Alternatively a union can put pressure companies to never ask for certain things or to meet a standard for any privacy issues. Unions are usually seen with hostility in the tech industry, but they are just another tool; a union can be made for specific purposes, and ignore e.g. wage or anything else.
> only hire them?
I suspect this is the knee-jerk hostility toward unions I was referring to. If a strong union was created that only addressed ethical behavior, how long would Facebook be able to hire from a dwindling pool of non-members? The entire point of a union is that it's a way to put pressure against specific business practices.
Dwindling pool of non-members: Facebook is an especially bad example here, because they have enough money and clout to get around this.
How often do you see doctors being hired that are not members of the AMA: Doctors need to be on location, but this restriction doesn't apply to software. Facebook can always find talent in a country that doesn't have an 'AMA.'
Day 87; Facebook declares bankruptcy. None of the money can be found. The servers have already been stolen by the surviving employees. Administrators arrive at HQ to find only a few broken chairs and a vast pile of shredded paper.
(to explain the joke, there is a downside to hiring amoral people)
If Facebook takes care to only hire smart amoral people they will last much more than 87 days.
If they are currently hiring only amoral people and people who are afraid of expressing their moral outrage, then there is absolutely no difference than if they were just hiring amoral people to start with.
I mean, to be clear, I still think this whole line of discussion around the imaginary (im/a)morality of Facebook employees is pretty far off base. But the question bears asking all the same.
I agree with you, and e.g. in the UK we have the BCS, which does have ethical rules you are expected to know and apply (their membership is just a small proportion of the UK tech industry, though; in part because it is not prestigious enough for e.g. employers to ask for, while requirements for membership makes it a hassle to join for a lot of people), but at the same time it is not sufficient.

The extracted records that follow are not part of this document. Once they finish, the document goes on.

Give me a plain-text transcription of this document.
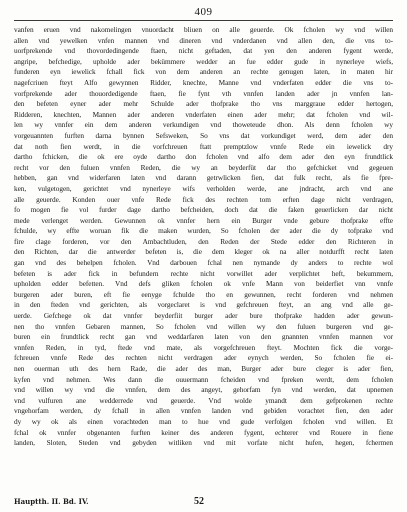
409
vanfen eruen vnd nakomelingen vnuordacht bliuen on alle geuerde. Ok fcholen wy vnd willen
allen vnd yewelken vnfen mannen vnd dineren vnd vnderdanen vnd allen den, die vns to-
uorfprekende vnd thovordedingende ftaen, nicht geftaden, dat yen den anderen fygent werde,
angripe, befchedige, upholde ader bekümmere wedder an fue edder gude in nynerleye wiefs,
funderen eyn iewelick fchall fick von dem anderen an rechte genugen laten, in maten hir
nagefcriuen fteyt Alfo gewynnen Ridder, knechte, Manne vnd vnderfaten edder die vns to-
vorfprekende ader thouordedigende ftaen, fie fynt vth vnnfen landen ader jn vnnfen lan-
den befeten eyner ader mehr Schulde ader thofprake tho vns marggraue edder hertogen,
Ridderen, knechten, Mannen ader anderen vnderfaten einen ader mehr; dat fcholen vnd wil-
len wy vnnfer ein dem anderen verkundigen vnd thoweteude dhon. Als denn fcholen wy
vorgeuannten furften darna bynnen Sefsweken, So vns dat vorkundiget werd, dem ader den
dat noth fien werdt, in die vorfchreuen ftatt premptzlow vnnfe Rede ein iewelick dry
dartho fchicken, die ok ere oyde dartho don fcholen vnd alfo dem ader den eyn frundtlick
recht vor den fuluen vnnfen Reden, die wy an beyderfüt dar tho gefchicket vnd gegeuen
hebben, gan vnd widerfaren laten vnd darann getrwlicken fien, dat fulk recht, als fie fpre-
ken, vulgetogen, gerichtet vnd nynerleye wifs verholden werde, ane jndracht, arch vnd ane
alle geuerde. Konden ouer vnfe Rede fick des rechten tom erften dage nicht verdragen,
fo mogen fie vol furder dage dartho befcheiden, doch dat die faken geuerlicken dar nicht
mede verlenget werden. Gewunnen ok vnnfer hern ein Burger vnde gebure thofprake effte
fchulde, wy effte woruan fik die maken wurden, So fcholen der ader die dy tofprake vnd
fire clage forderen, vor den Ambachtluden, den Reden der Stede edder den Richteren in
den Richten, dar die antwerder befeten is, die dem kleger ok na aller notdurfft recht laten
gan vnd des behelpen fcholen. Vnd darbouen fchal nen nymande dy anders to rechte wol
befeten is ader fick in befundern rechte nicht vorwillet ader verplichtet heft, bekummern,
upholden edder befetten. Vnd defs gliken fcholen ok vnfe Mann von beiderfiet vnn vnnfe
burgeren ader buren, eft fie eenyge fchulde tho en gewunnen, recht forderen vnd nehmen
in den fteden vnd gerichten, als vorgeclaret is vnd gefchreuen fteyt, an ang vnd alle ge-
uerde. Gefchege ok dat vnnfer beyderfiit burger ader bure thofprake hadden ader gewun-
nen tho vnnfen Gebaren mannen, So fcholen vnd willen wy den fuluen burgeren vnd ge-
buren ein frundtlick recht gan vnd weddarfaren laten von den gnannten vnnfen mannen vor
vnnfen Reden, in tyd, ftede vnd mate, als vorgefchreuen fteyt. Mochten fick die vorge-
fchreuen vnnfe Rede des rechten nicht verdragen ader eynych werden, So fcholen fie ei-
nen ouerman uth des hern Rade, die ader des man, Burger ader bure cleger is ader fien,
kyfen vnd nehmen. Wes dann die ouuermann fcheiden vnd fpreken werdt, dem fcholen
vnd willen wy vnd die vnnfen, dem des angeyt, gehorfam fyn vnd werden, dat upnemen
vnd vulfuren ane wedderrede vnd geuerde. Vnd wolde ymandt dem gefprokenen rechte
vngehorfam werden, dy fchall in allen vnnfen landen vnd gebiden vorachtet fien, den ader
dy wy ok als einen vorachteden man to hue vnd gude verfolgen fcholen vnd willen. Et
fchal ok vnnfer obgenanten furften keiner des anderen fygent, echterer vnd Rouere in fiene
landen, Sloten, Steden vnd gebyden witliken vnd mit vorfate nicht hufen, hegen, fchermen
Hauptth. II. Bd. IV.	52
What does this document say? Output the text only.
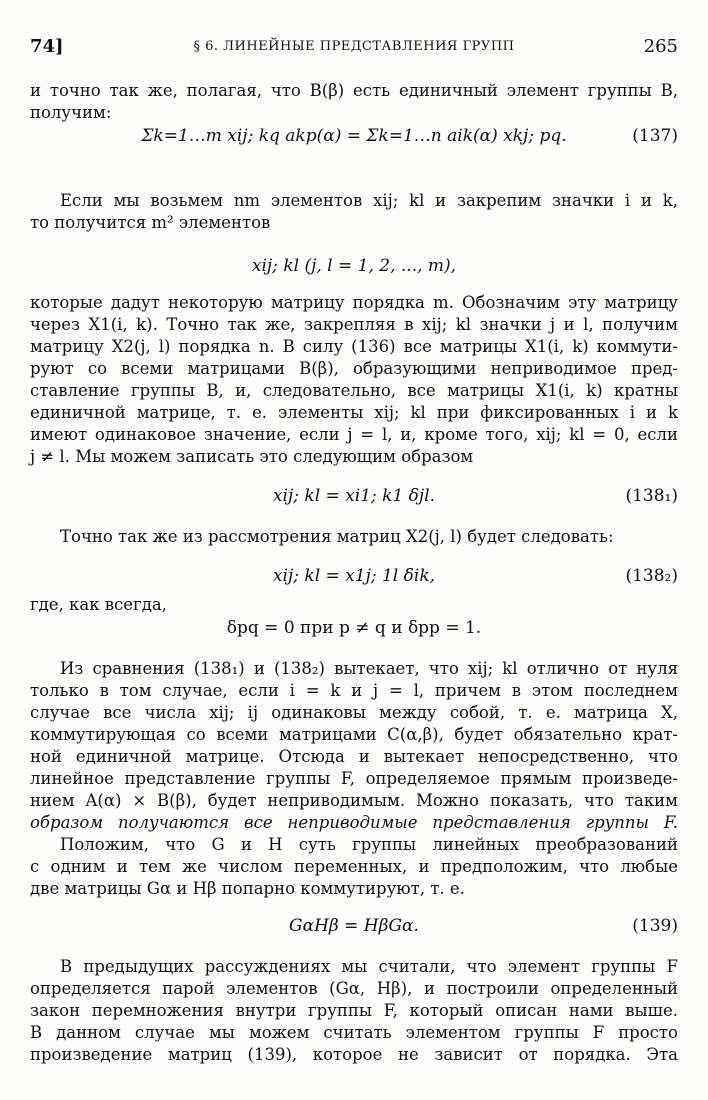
74]	§ 6. ЛИНЕЙНЫЕ ПРЕДСТАВЛЕНИЯ ГРУПП	265
и точно так же, полагая, что B(β) есть единичный элемент группы B,
получим:
Σk=1…m xij; kq akp(α) = Σk=1…n aik(α) xkj; pq.	(137)
Если мы возьмем nm элементов xij; kl и закрепим значки i и k,
то получится m² элементов
xij; kl (j, l = 1, 2, ..., m),
которые дадут некоторую матрицу порядка m. Обозначим эту матрицу
через X1(i, k). Точно так же, закрепляя в xij; kl значки j и l, получим
матрицу X2(j, l) порядка n. В силу (136) все матрицы X1(i, k) коммути-
руют со всеми матрицами B(β), образующими неприводимое пред-
ставление группы B, и, следовательно, все матрицы X1(i, k) кратны
единичной матрице, т. е. элементы xij; kl при фиксированных i и k
имеют одинаковое значение, если j = l, и, кроме того, xij; kl = 0, если
j ≠ l. Мы можем записать это следующим образом
xij; kl = xi1; k1 δjl.	(138₁)
Точно так же из рассмотрения матриц X2(j, l) будет следовать:
xij; kl = x1j; 1l δik,	(138₂)
где, как всегда,
δpq = 0 при p ≠ q и δpp = 1.
Из сравнения (138₁) и (138₂) вытекает, что xij; kl отлично от нуля
только в том случае, если i = k и j = l, причем в этом последнем
случае все числа xij; ij одинаковы между собой, т. е. матрица X,
коммутирующая со всеми матрицами C(α,β), будет обязательно крат-
ной единичной матрице. Отсюда и вытекает непосредственно, что
линейное представление группы F, определяемое прямым произведе-
нием A(α) × B(β), будет неприводимым. Можно показать, что таким
образом получаются все неприводимые представления группы F.
Положим, что G и H суть группы линейных преобразований
с одним и тем же числом переменных, и предположим, что любые
две матрицы Gα и Hβ попарно коммутируют, т. е.
GαHβ = HβGα.	(139)
В предыдущих рассуждениях мы считали, что элемент группы F
определяется парой элементов (Gα, Hβ), и построили определенный
закон перемножения внутри группы F, который описан нами выше.
В данном случае мы можем считать элементом группы F просто
произведение матриц (139), которое не зависит от порядка. Эта
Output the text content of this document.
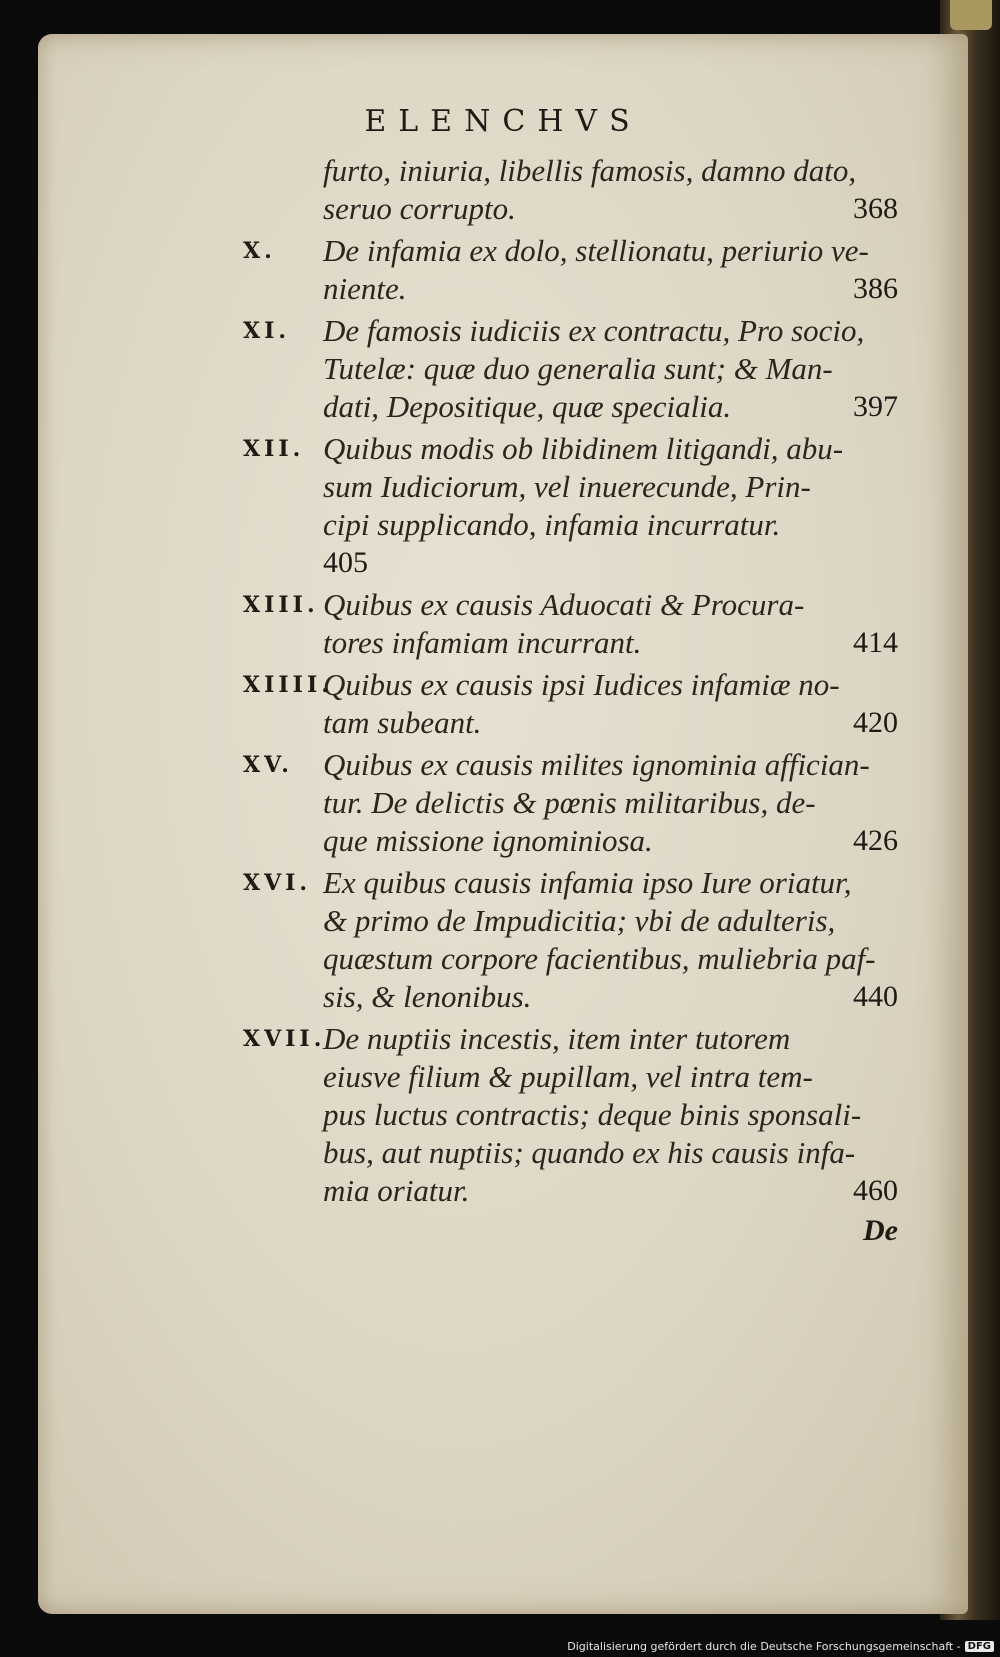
ELENCHVS
furto, iniuria, libellis famosis, damno dato,
seruo corrupto.	368
X.	De infamia ex dolo, stellionatu, periurio ve-
niente.	386
XI.	De famosis iudiciis ex contractu, Pro socio,
Tutelæ: quæ duo generalia sunt; & Man-
dati, Depositique, quæ specialia.	397
XII. Quibus modis ob libidinem litigandi, abu-
sum Iudiciorum, vel inuerecunde, Prin-
cipi supplicando, infamia incurratur.
405
XIII. Quibus ex causis Aduocati & Procura-
tores infamiam incurrant.	414
XIIII.
Quibus ex causis ipsi Iudices infamiæ no-
tam subeant.	420
XV. Quibus ex causis milites ignominia affician-
tur. De delictis & pœnis militaribus, de-
que missione ignominiosa.	426
XVI. Ex quibus causis infamia ipso Iure oriatur,
& primo de Impudicitia; vbi de adulteris,
quæstum corpore facientibus, muliebria paf-
sis, & lenonibus.	440
XVII.
De nuptiis incestis, item inter tutorem
eiusve filium & pupillam, vel intra tem-
pus luctus contractis; deque binis sponsali-
bus, aut nuptiis; quando ex his causis infa-
mia oriatur.	460
De
Digitalisierung gefördert durch die Deutsche Forschungsgemeinschaft - DFG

Especially give that a lot of things first become truly problematic in aggregate.
E.g. Developer #1 gets asked to ensure you pull in the phone contact list to tie your local contacts to your Facebook friends, to enable extra functionality (lets say a "call" button when you view their profile) that seems entirely benign.
Then developer #2 gets asked to match on phone numbers that have already been pulled in, possibly without even being aware that the phone numbers he is working on are not necessarily just phone numbers of Facebook friends but also unrelated contacts.
You can say that they should have verified, but often it is very easy to assume that it's fine, and not think about consequences. E.g. it doesn't seem so unreasonable to suggest friend-of-a-friend. The problem in the article is that it is not suggesting friend-of-a-friend but contact-of-a-contact, which is an entirely different relationship. But if you're told "here you can find a bunch of phone numbers for each user", build a "friend-of-a-friend" recommendation feature, it is not that strange if people assume it's actually "friend of a friend" - people like to assume the best.
Here's an example from my own past, that I did stop, but only at the last minute, when I realised what was about to happen:
And old boss asks me for a database dump from a "sort-of-still-client" that was leaving us. Nothing odd with that - they kept asking for more up to date copies to make their migration easier, and kept paying us for a year after they'd migrated their site in order to be able to continue to use their old reporting facilities.
So I prepared the database dump. Then I asked him how to deliver it, and he asked me to pass it to X. X was not the client, but someone in a new corporate parent. If my boss had instead asked me to deliver it to him instead of X, I'd have done it without further questions, and he would have passed it to X and the damage would have been done.
What X wanted to do was to mine it for potential customers. The almost-ex-client were not in any way competing with the new corporate parent, so it would not harm them was , but apart from likely violating our contracts with them, it was also a blatant Data Protection Act violation (UK).
My former boss thought this wasn't a problem because we were passing the data internally in the same company and we held the data in our system legally anyway. But the point is the data had been provided by the customers of our client for a specific purpose, and was handed to us for a specific purpose, and that purpose no longer existed. We certainly had not been given permission to use the data for sales. It was hair-raising when I realised what he wanted to do.
He accepted it when I explained why, but it was rather shocking that it took an explanation for him to realise it in the first place.
He was stupid to think his suggested use was remotely ethical, and that's the only reason I caught it: If he'd realised how unethical (and illegal) it was, and he still wanted to do it, he'd have asked me to provide the data to him, which I would have - that'd have been routine. If he'd asked me to put it up for download and provide a username and password, I also would have - assuming reasonably enough he was intending to pass that info to the client. Though after that incident I started being more sceptical about providing him with data without knowing the purpose first, and making sure the client had actually requested it.